In the paper Evaluation of an Off-Screen Visualization for Magic Lens and Dynamic Peephole Interfaces I compared a dynamic peephole interface with a Magic Lens using an arrow-based off-screen visualization (or no off-screen visualization). The idea of dynamic peephole interfaces is that the mobile phone’s display is a window to a virtual surface. You explore the surface by physically moving your phone around (e.g. a digital map). The Magic Lens is very similar with the important difference that you explore a physical surface (e.g. a paper map) that is augmented with additional information. The concept of the Magic Lens is sketched in the Figures below.

handheld augemented reality with paper mapsConceptual sketch of using a Magic Lens to interact with a paper map.

We could measure a difference between the Magic Lens and the dynamic peephole interface. However, we did measure a clear difference between using an off-screen visualization or not. I assume that the impact of those off-screen visualizations has a much larger impact on the user experience than using a Magic Lens or the dynamic peephole. As the Magic Lens relies on a physical surface I doubt that it has a relevant value (for the simple tasked we tested – of course).

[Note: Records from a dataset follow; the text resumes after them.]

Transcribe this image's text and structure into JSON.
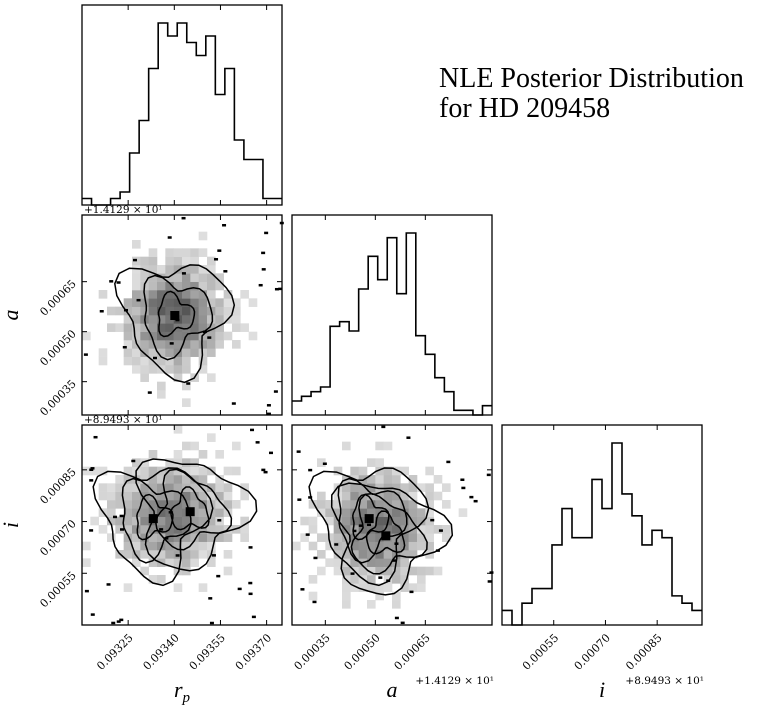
{
  "chart_data": {
    "type": "corner",
    "title_lines": [
      "NLE Posterior Distribution",
      "for HD 209458"
    ],
    "parameters": [
      {
        "symbol": "r",
        "subscript": "p",
        "range": [
          0.0931,
          0.09375
        ],
        "ticks": [
          "0.09325",
          "0.09340",
          "0.09355",
          "0.09370"
        ],
        "tick_values": [
          0.09325,
          0.0934,
          0.09355,
          0.0937
        ],
        "offset_label": ""
      },
      {
        "symbol": "a",
        "subscript": "",
        "range": [
          0.00025,
          0.00085
        ],
        "ticks": [
          "0.00035",
          "0.00050",
          "0.00065"
        ],
        "tick_values": [
          0.00035,
          0.0005,
          0.00065
        ],
        "offset_label": "+1.4129 × 10¹"
      },
      {
        "symbol": "i",
        "subscript": "",
        "range": [
          0.0004,
          0.00098
        ],
        "ticks": [
          "0.00055",
          "0.00070",
          "0.00085"
        ],
        "tick_values": [
          0.00055,
          0.0007,
          0.00085
        ],
        "offset_label": "+8.9493 × 10¹"
      }
    ],
    "histograms": [
      {
        "param": "r_p",
        "bin_start": 0.0931,
        "bin_end": 0.09375,
        "counts": [
          1,
          0,
          0,
          1,
          2,
          8,
          13,
          21,
          28,
          26,
          28,
          25,
          23,
          26,
          17,
          21,
          10,
          7,
          7,
          1,
          1
        ]
      },
      {
        "param": "a",
        "bin_start": 0.00025,
        "bin_end": 0.00085,
        "counts": [
          3,
          4,
          5,
          6,
          19,
          20,
          18,
          27,
          34,
          29,
          38,
          26,
          39,
          17,
          13,
          8,
          5,
          1,
          1,
          0,
          2
        ]
      },
      {
        "param": "i",
        "bin_start": 0.0004,
        "bin_end": 0.00098,
        "counts": [
          2,
          0,
          3,
          5,
          5,
          11,
          16,
          12,
          12,
          20,
          16,
          25,
          18,
          15,
          11,
          13,
          12,
          4,
          3,
          2
        ]
      }
    ],
    "contour_panels": [
      {
        "x_param": "r_p",
        "y_param": "a"
      },
      {
        "x_param": "r_p",
        "y_param": "i"
      },
      {
        "x_param": "a",
        "y_param": "i"
      }
    ],
    "grid": false,
    "legend": "none"
  }
}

As some guys asked me why I use arrows and not those fancy Halos or Wedges (actually I wonder if someone ever fully implemented Wedge for an interactive application) I thought it might be nice to be able to cite my own paper. Thus, I decided to compare some off-screen visualizations techniques for digital maps (e.g. Google maps) on mobile phones. As it would’ve been a bit boring to just repeat the same study conducted by Burigat and co I decided to let users interact with the map (instead of using a static prototype). To make it a bit more interesting (and because I’m lazy) we developed a prototype and published it to the Android Market. We collected some data from users that installed the app and completed an interactive tutorial. The results indicate that arrows are just better than Halos. However, our methodology is flawed and I assume that we haven’t measured what we intended to measure. You can test the application on you Android Phone or just have a look at the poster.

Screenshots of our application in the Android Market

I’m a bit afraid that the papers will end up in the same session. Might be annoying for the audience to see two presentations with the same motivation and similar related work.